Ein Teil der StartNet Gruppe
© Photo: ​Stiftung Santa Maria del Real

Comment pouvons-nous créer des perspectives pour les jeunes défavorisés ? Comment pouvons-nous lutter sur le terrain contre le chômage qui touche les jeunes ? Et comment des initiatives issues de toute l’Europe peuvent-elles permettre d’élaborer et de mettre en œuvre des projets européens communs efficaces, et ainsi avoir une incidence positive sur les institutions et les programmes ? Toutes ces questions ont été abordées lors de la troisième réunion du réseau européen de StartNet.

Échanger ses expériences, apprendre les uns des autres et agir ensemble afin de créer des perspectives pour les jeunes – tel était l’objectif de la troisième réunion du réseau européen StartNet organisée à Madrid avec des projets partenaires de toute l’Europe, ainsi qu’avec le réseau pilote qui s’emploie à faciliter la transition de l’école vers le monde du travail dans le Sud de l’Italie.
 

Le réseau européen invité à Madrid

Outre le réseau pilote du Sud de l’Italie coordonné par le Goethe-Institut de Rome, d’autres projets partenaires d’Allemagne, d’Autriche, de Finlande, de France, d’Italie, de Roumanie et de Slovaquie, se sont réunis à Madrid pour rendre visite à leurs partenaires espagnols Lanzaderas de Empleo et la Fundaciòn Gitanos.
 
Ces deux fondations favorisent l’intégration des jeunes Roms sur le marché du travail. En Espagne, 76 pour cent des familles de Roms vivent sous le seuil de pauvreté et 64 pour cent des jeunes n’obtiennent pas de diplôme. Lanzaderas de Empleo travaille principalement avec des jeunes chercheurs d’emploi qui, avec l’aide d’un coach, sont insérés dans des groupes où ils se préparent ensemble à entrer sur le marché du travail. Le travail de groupe favorise les échanges entre les demandeurs d’emploi et les aide à surmonter l’isolement.
 
Les autres initiatives des partenaires européens de StartNet ont tiré de nombreux enseignements de ces deux projets espagnols. « Ce que je retiens, c’est surtout l’attention qui est accordée aux compétences sociales et l’approche globale, mais aussi la plus grande prise en compte de l’environnement et de la santé », explique Lenka du projet slovaque EPIC. Alice de l’organisation Aliseo en Italie, déclare quant à elle : « Nous n’avons pas seulement découvert deux nouveaux projets, nous avons également renforcé la coopération avec d’autres partenaires du réseau à travers des visites mutuelles ou des projets communs à l’échelle européenne. »

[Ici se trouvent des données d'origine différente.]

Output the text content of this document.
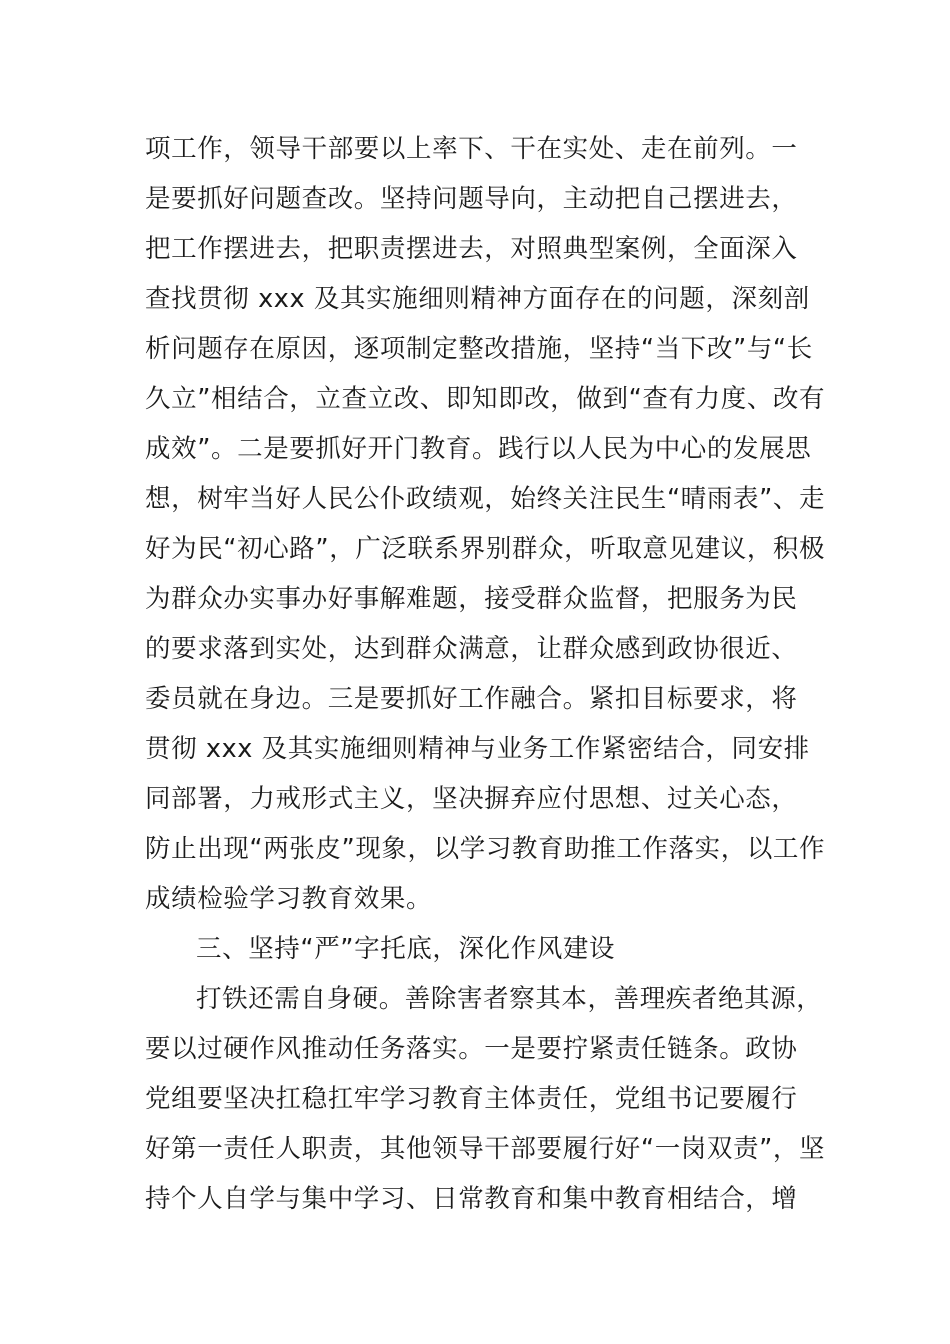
项工作，领导干部要以上率下、干在实处、走在前列。一
是要抓好问题查改。坚持问题导向，主动把自己摆进去，
把工作摆进去，把职责摆进去，对照典型案例，全面深入
查找贯彻 xxx 及其实施细则精神方面存在的问题，深刻剖
析问题存在原因，逐项制定整改措施，坚持“当下改”与“长
久立”相结合，立查立改、即知即改，做到“查有力度、改有
成效”。二是要抓好开门教育。践行以人民为中心的发展思
想，树牢当好人民公仆政绩观，始终关注民生“晴雨表”、走
好为民“初心路”，广泛联系界别群众，听取意见建议，积极
为群众办实事办好事解难题，接受群众监督，把服务为民
的要求落到实处，达到群众满意，让群众感到政协很近、
委员就在身边。三是要抓好工作融合。紧扣目标要求，将
贯彻 xxx 及其实施细则精神与业务工作紧密结合，同安排
同部署，力戒形式主义，坚决摒弃应付思想、过关心态，
防止出现“两张皮”现象，以学习教育助推工作落实，以工作
成绩检验学习教育效果。
三、坚持“严”字托底，深化作风建设
打铁还需自身硬。善除害者察其本，善理疾者绝其源，
要以过硬作风推动任务落实。一是要拧紧责任链条。政协
党组要坚决扛稳扛牢学习教育主体责任，党组书记要履行
好第一责任人职责，其他领导干部要履行好“一岗双责”，坚
持个人自学与集中学习、日常教育和集中教育相结合，增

Bei Workshops dem Ziel näher kommen © Foto: Gesa Spätling Le projet StartNet repose sur l’expertise et le réseau du Goethe-Institut dans les domaines de l’éducation et de l’emploi (comme le projet « Mit Deutsch in den Beruf »), et coopère en Allemagne et en Europe avec des partenaires institutionnels, de la société civile et du monde du travail – qu’ils soient germanophones ou non.
 

Le vent en poupe à mi-parcours

L’engagement du Goethe-Institut en faveur de la fondation Mercator est reconnu et soutenu par le monde politique. Lancé en septembre 2017, le projet initialement prévu pour une durée de trois ans arrive à mi-parcours. « Le réseau est de plus en plus soudé et notre coopération est très efficace. La participation à ce réseau représente une grande valeur ajoutée pour nous », explique Dragos du projet roumain Scoala de Valori. « C’est un super réseau où l’on trouve des gens formidables », confie avec enthousiasme Matti, qui vient de la ville de Turku en Finlande. Et Laureen, de l’association Cometa en Italie, d’ajouter : « Nous repartons avec les nombreuses expériences que nous avons faites ici et allons pouvoir les appliquer au travail que nous menons dans notre propre pays. C’est une chance exceptionnelle ! »
 
La réunion StartNet à Madrid a suscité un fort sentiment de confiance. Bon nombre de projets, tels que StartNet et ses partenaires européens, préparent les jeunes au marché du travail et au monde de demain en coopérant avec des acteurs essentiels (écoles, entreprises, société civile, parents et les jeunes eux-mêmes), à travers le coaching, la formation professionnelle, l’orientation, l’organisation de stages, etc. « Et puis, les jeunes parviendront à rendre le monde meilleur grâce à leur créativité et leur coopération », espère Chloé de la fondation Apprentis d’Auteuil, en France.